ベリチックが殿堂入りを逃したとのニュースには大きな批判が集まり、カンザスシティ・チーフスのクオーターバック(QB)パトリック・マホームズはソーシャルメディアに「勝機とは思えない・・・なんでこんなことになるのか理解できない」と投稿している。

殿堂入りしたヘッドコーチであるジミー・ジョンソンも『X』への投稿でこのニュースに不満を示した。

「こんなことは“間違っている”。勝利数“歴代”2位・・・スーパーボウルは誰よりも勝っていて、地区優勝は想像できないくらい果たしているのに・・・心が狭く嫉妬深い投票者が多い」

ベリチックは2000年にニューイングランド・ペイトリオッツのヘッドコーチに就任し、2001年から2018年の18年間でチームを6度のスーパーボウル優勝と、それ以外に3回のタイトル戦出場に導いた。ニューイングランドおよびクリーブランドでのレギュラーシーズンとプレーオフで333勝という記録は、ドン・シュラの347回に次ぐ歴代2位。AP通信NFL年間最優秀コーチ賞は3回受けている。

ベリチックはまた、ペイトリオッツの指揮を執る以前にリーグトップクラスの守備アシスタントとして活躍しており、ニューヨーク・ジャイアンツの守備コーディネーター(DC)として2度、スーパーボウル優勝を果たしている。

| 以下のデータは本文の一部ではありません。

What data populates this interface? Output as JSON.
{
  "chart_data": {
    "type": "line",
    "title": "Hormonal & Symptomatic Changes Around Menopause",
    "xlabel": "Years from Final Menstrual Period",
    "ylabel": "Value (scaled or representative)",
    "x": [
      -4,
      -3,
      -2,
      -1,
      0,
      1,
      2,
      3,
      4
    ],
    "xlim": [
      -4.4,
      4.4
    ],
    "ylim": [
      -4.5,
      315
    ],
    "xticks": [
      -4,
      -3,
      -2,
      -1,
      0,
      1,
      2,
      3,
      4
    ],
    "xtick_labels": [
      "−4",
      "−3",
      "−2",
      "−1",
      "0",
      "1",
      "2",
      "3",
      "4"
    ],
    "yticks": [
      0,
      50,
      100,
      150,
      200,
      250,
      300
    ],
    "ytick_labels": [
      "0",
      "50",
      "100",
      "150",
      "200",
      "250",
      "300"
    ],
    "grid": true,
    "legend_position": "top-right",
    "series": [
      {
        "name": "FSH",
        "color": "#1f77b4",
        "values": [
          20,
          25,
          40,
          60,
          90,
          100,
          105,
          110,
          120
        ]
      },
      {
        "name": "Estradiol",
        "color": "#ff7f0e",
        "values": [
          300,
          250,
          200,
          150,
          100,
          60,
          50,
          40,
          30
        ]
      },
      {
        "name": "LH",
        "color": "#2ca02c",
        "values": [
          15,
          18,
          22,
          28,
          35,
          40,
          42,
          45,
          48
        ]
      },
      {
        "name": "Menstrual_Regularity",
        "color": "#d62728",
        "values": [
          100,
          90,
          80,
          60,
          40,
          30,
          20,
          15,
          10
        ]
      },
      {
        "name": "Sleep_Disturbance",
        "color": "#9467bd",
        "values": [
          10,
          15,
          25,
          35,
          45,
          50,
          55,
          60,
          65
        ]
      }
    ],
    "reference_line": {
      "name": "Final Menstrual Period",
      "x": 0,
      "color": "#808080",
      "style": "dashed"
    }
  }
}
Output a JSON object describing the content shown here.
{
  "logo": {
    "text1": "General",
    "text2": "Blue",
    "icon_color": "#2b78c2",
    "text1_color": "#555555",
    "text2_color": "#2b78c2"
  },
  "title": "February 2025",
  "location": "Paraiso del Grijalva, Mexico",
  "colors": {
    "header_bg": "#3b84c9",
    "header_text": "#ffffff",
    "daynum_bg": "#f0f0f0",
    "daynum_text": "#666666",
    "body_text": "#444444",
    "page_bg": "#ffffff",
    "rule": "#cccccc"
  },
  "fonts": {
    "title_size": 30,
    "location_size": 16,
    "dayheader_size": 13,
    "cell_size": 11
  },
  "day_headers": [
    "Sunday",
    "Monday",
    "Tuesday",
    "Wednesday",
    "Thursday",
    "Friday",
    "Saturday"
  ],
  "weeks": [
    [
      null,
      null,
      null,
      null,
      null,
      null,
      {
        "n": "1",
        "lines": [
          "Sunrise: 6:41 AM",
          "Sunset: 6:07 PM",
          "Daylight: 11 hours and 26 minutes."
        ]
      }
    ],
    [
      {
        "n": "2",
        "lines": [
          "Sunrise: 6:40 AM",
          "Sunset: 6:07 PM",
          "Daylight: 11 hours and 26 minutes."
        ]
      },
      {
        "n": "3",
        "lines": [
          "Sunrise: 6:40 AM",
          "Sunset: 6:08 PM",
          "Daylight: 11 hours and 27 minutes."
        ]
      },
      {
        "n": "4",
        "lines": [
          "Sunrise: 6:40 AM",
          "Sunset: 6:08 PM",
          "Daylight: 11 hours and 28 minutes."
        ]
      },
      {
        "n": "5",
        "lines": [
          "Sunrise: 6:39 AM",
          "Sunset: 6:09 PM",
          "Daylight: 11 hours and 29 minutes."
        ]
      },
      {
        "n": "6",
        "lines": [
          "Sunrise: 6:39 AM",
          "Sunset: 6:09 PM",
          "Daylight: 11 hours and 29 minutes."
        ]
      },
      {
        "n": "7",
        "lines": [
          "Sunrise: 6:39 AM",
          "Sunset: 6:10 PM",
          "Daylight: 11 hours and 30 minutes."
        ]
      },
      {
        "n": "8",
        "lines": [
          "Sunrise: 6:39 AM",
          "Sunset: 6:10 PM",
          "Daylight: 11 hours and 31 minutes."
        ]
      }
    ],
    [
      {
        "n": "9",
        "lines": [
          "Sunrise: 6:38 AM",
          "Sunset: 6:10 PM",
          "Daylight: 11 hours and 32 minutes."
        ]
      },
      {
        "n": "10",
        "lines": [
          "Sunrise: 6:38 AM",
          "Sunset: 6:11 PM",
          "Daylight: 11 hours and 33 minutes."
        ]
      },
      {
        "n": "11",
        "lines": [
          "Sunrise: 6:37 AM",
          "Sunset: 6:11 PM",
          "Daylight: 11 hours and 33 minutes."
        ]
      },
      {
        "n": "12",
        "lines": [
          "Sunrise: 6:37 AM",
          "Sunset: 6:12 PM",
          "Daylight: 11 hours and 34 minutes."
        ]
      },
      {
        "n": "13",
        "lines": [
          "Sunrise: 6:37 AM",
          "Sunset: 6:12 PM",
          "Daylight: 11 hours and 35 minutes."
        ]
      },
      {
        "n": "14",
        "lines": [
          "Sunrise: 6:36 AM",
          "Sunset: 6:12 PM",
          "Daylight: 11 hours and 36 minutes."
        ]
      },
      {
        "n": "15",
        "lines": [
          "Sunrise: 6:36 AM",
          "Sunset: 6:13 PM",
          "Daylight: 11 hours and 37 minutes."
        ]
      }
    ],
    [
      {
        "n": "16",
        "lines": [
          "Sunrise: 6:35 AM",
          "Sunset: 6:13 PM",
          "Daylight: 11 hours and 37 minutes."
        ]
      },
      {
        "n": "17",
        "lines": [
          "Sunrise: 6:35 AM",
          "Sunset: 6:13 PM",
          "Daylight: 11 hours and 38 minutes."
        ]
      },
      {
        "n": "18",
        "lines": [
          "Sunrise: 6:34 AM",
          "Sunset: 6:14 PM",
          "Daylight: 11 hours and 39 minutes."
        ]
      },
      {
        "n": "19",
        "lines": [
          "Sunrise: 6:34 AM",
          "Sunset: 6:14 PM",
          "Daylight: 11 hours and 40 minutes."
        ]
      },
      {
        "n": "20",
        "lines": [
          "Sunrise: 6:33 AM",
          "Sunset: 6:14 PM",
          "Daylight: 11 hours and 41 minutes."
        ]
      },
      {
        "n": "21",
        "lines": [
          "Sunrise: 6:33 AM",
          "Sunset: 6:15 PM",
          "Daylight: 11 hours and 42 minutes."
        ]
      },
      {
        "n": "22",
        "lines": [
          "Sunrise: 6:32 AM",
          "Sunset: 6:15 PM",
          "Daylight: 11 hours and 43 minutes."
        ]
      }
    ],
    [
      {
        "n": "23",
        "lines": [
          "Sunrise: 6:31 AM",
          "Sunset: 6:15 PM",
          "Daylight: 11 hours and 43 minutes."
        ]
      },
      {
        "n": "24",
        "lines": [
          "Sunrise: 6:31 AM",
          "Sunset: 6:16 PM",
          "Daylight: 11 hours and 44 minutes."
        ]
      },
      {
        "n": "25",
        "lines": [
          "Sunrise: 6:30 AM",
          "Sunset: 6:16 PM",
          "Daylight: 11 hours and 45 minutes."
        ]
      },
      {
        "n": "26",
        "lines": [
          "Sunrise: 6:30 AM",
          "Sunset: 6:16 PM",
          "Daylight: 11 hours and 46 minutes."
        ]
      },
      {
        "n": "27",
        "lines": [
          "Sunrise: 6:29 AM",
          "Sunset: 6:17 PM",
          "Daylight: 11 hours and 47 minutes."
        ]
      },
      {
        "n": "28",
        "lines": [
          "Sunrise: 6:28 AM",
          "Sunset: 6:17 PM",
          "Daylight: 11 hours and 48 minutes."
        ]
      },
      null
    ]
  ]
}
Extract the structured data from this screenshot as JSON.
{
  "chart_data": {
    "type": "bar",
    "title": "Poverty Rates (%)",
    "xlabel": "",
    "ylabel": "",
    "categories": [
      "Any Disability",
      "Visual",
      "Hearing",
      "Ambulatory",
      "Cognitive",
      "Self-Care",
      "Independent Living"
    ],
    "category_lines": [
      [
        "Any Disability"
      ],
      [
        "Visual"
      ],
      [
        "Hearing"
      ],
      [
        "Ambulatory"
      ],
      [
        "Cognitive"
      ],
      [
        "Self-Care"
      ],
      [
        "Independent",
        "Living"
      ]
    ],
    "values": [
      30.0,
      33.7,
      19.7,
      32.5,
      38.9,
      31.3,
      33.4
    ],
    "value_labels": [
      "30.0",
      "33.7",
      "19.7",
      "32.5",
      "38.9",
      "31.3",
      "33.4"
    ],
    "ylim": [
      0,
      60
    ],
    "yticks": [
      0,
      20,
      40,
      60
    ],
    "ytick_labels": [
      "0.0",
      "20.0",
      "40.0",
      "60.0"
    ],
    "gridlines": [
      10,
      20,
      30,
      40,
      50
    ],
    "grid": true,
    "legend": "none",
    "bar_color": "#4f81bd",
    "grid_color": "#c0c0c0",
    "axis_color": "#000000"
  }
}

一方で、ベリチックのキャリアには傷もあった。2007年シーズンに“スパイゲート”と呼ばれるサイン盗撮のスキャンダルに関与し、試合中にニューヨーク・ジェッツの守備サインを撮影したとして50万ドルの罰金を科された。

ベリチックのペイトリオッツ時代は2023年に幕を閉じた。今はノースカロライナ大学のコーチとして初年度を終えたばかりだ。

ベリチックはコーチ、貢献者、最後にプレーしたのが2000年以前であるシニアプレーヤーから選ばれた5名の候補者のうちの1人だった。ペイトリオッツのオーナーであるロバート・クラフトが貢献者からのファイナリストであり、選手からはロジャー・クレイグ、ケン・アンダーソン、L.C.グリーンウッドがファイナリストに名を連ねている。

彼らの中で1名から3名が殿堂に迎えられるのに加え、現代部門の選手は15名のファイナリストの中で3名から5名が殿堂の一員になる。